![]() |
Dear readers: As a social media columnist and self-described “Twitter-aholic”, my previous “off the grid” experiences were limited to nights in which I glanced at my iPhone only once or twice an hour. (I’ve spent weeks at ashrams with better cellphone reception than apartments in Manhattan.) While I saw the theoretical value in limiting one’s tools of distraction, I mainly dismissed those who advocated cutting off for days at a time as in-the-closet-Luddites.
That is, until last week.
Some 193 kilometres northeast of Reno, on a dry lakebed in the centre of Nevada’s desert, I joined a sold-out crowd of 53,000 painted, costumed, art-making, dancing, singing citizens of the temporary Black Rock City, to mark the 25th anniversary of the famous Burning Man. More than a festival, Burning Man is a group of individuals who gather for a week each year in RVs and tents to form a community based upon the tenets of inclusion, self-expression, self-reliance, art, communal effort, civic responsibility and participation.

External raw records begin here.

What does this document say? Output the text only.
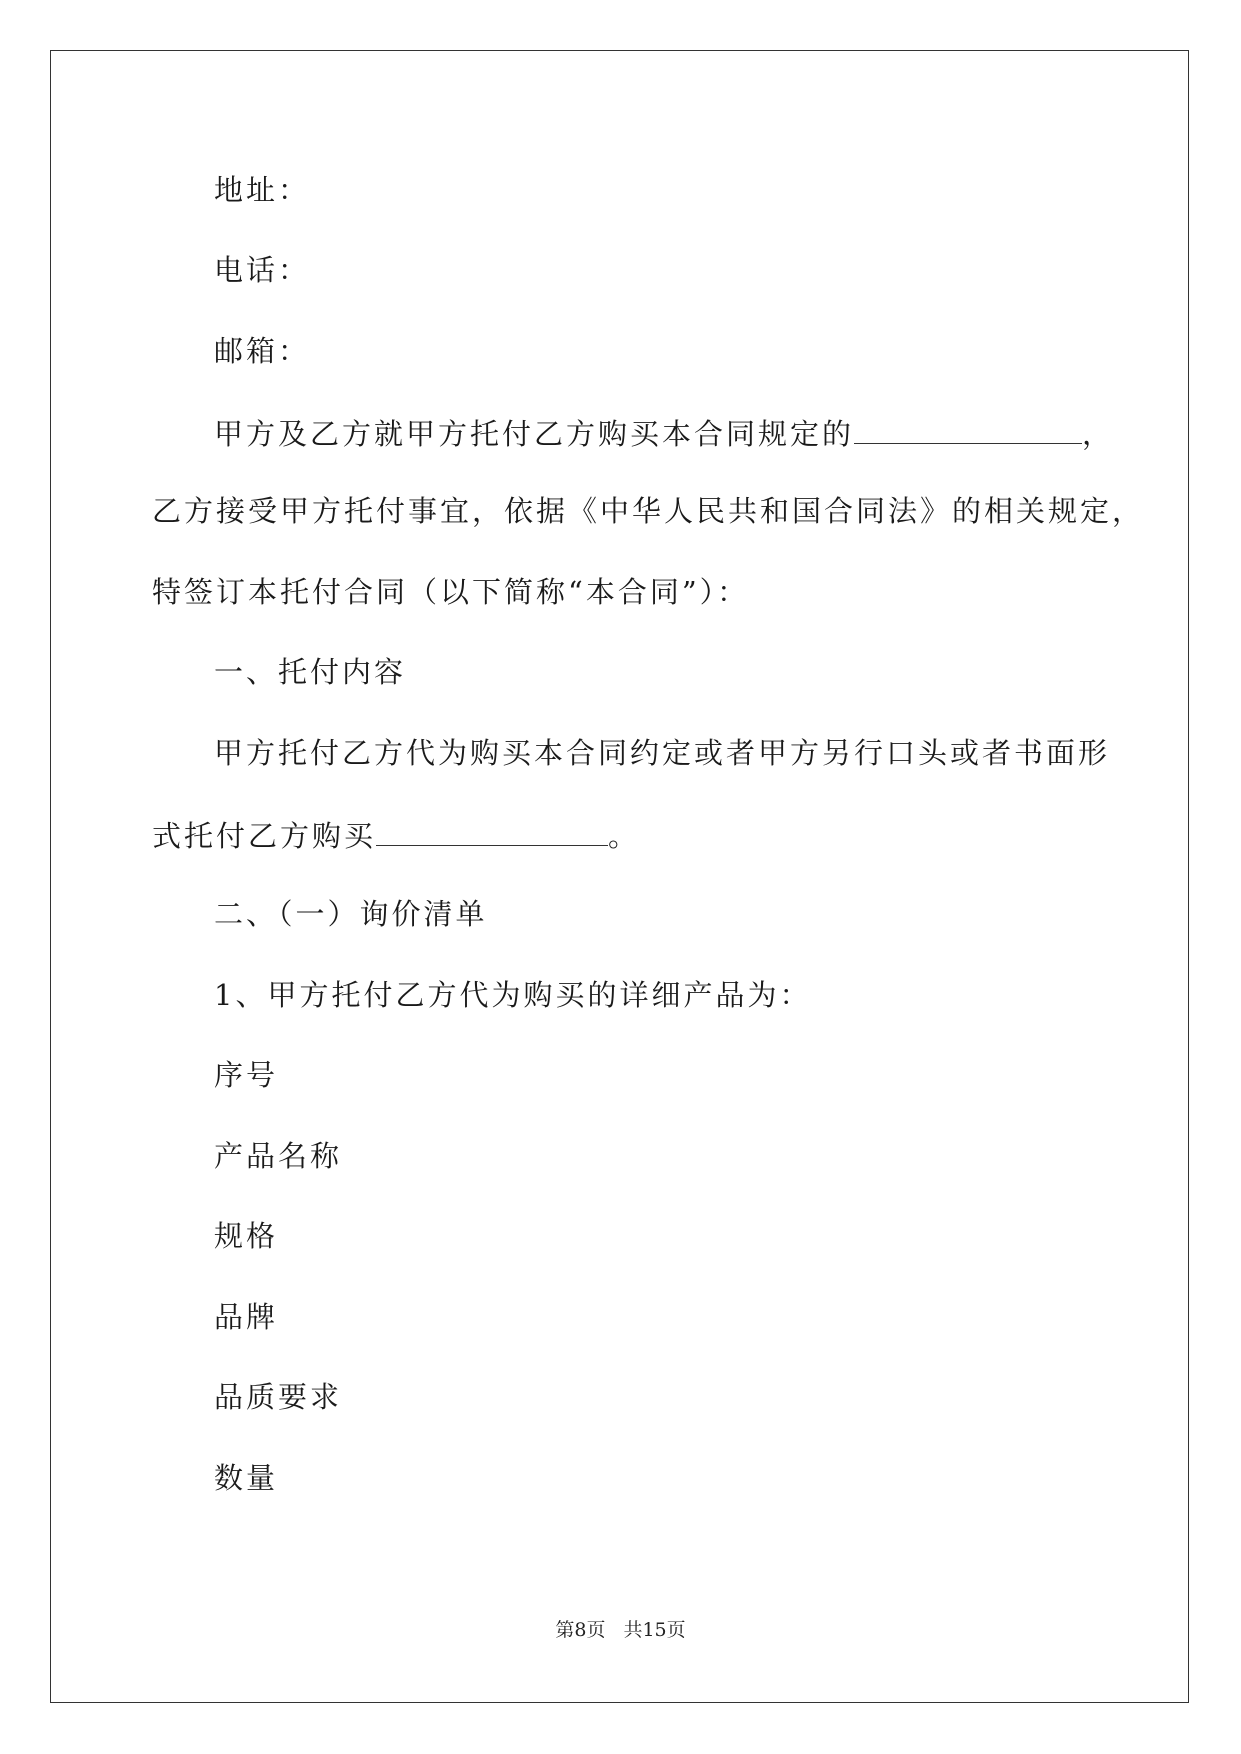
地址：
电话：
邮箱：
甲方及乙方就甲方托付乙方购买本合同规定的	，
乙方接受甲方托付事宜，依据《中华人民共和国合同法》的相关规定，
特签订本托付合同（以下简称“本合同”）：
一、托付内容
甲方托付乙方代为购买本合同约定或者甲方另行口头或者书面形
式托付乙方购买	。
二、（一）询价清单
1、甲方托付乙方代为购买的详细产品为：
序号
产品名称
规格
品牌
品质要求
数量
第8页 共15页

I came bearing bags of elaborate costumes and gallons of SPF 85 sunscreen.
The Internet did not come along with me.
In fact, my iPhone remained in airplane mode for five days straight, setting a personal record, and altering my stance on our myriad Devices of Distraction forever.
What I learned: That 50,000 people not staring at their cellphones is magical.
What can happen in this sort of sacred space? Peace. Being entirely, utterly, 100 per cent present. Serendipity. When you can’t text or email, you have to go with the moment, to talk to those in front of you, to break past the barriers of your shyness or your inhibitions about strangers. You have to push yourself. You have to actually look around and participate in your immediate world.
The irony, of course, is that many who attend Burning Man are leading the technological revolution — they are the inventors, the developers, the digital savants of the next generation. Have they rebelled against this?
“Not really,” explains media team manager Meghan Rutisliano. “In the same way we limit the cameras as a way to protect the authenticity of the experience, we also seek to provide a space where the interruption, constant noise and distraction of cellular phone and computers doesn’t impede upon the immediacy of what happens on the playa.”
Two years ago, someone erected the first Wi-Fi tower, and one or two camps have access, albeit unreliable. But when I was walking around with a group and someone expressed a desire to check his email in the “Tweet & Chill” camp, he was universally shunned. “Boo! Booo! GET OFF YOUR PHONE!” shouted our group, peer-pressuring him back into reality. And the immediacy was restored.
“Burning Man is a place where one is able to truly be connected to the moment,” says Ruisliano. “And it’s because of the intensity of the people, the art, the environment that one cannot help but have every moment saturated with experience, with creative inspiration and with their connection to all of the humans around them.”
That is what I felt, as I walked and biked around the desert filled with magic. I did take photographs — but not as many as I would have otherwise. Mostly, I just opened my eyes to the world and to the people around me, looking, seeing, breathing in the moment.
On Saturday night around 10pm, all 50,000 gathered around the enormous wooden statue of the man. We stared as fire dancers performed, as fireworks exploded, and finally, as the man burned slowly to the ground. After 30 or 40 minutes of standing transfixed, I realised something remarkable: I hadn’t reached into my bag to check my phone, I hadn’t glanced around irritably, I hadn’t even moved. My attention span after four days of no Internet was extraordinary, my e-Tourettes gone. I was riveted by nothing but flames.
And on Sunday night, when my iPhone finally sported five bars again, I found absolutely nothing had been missed.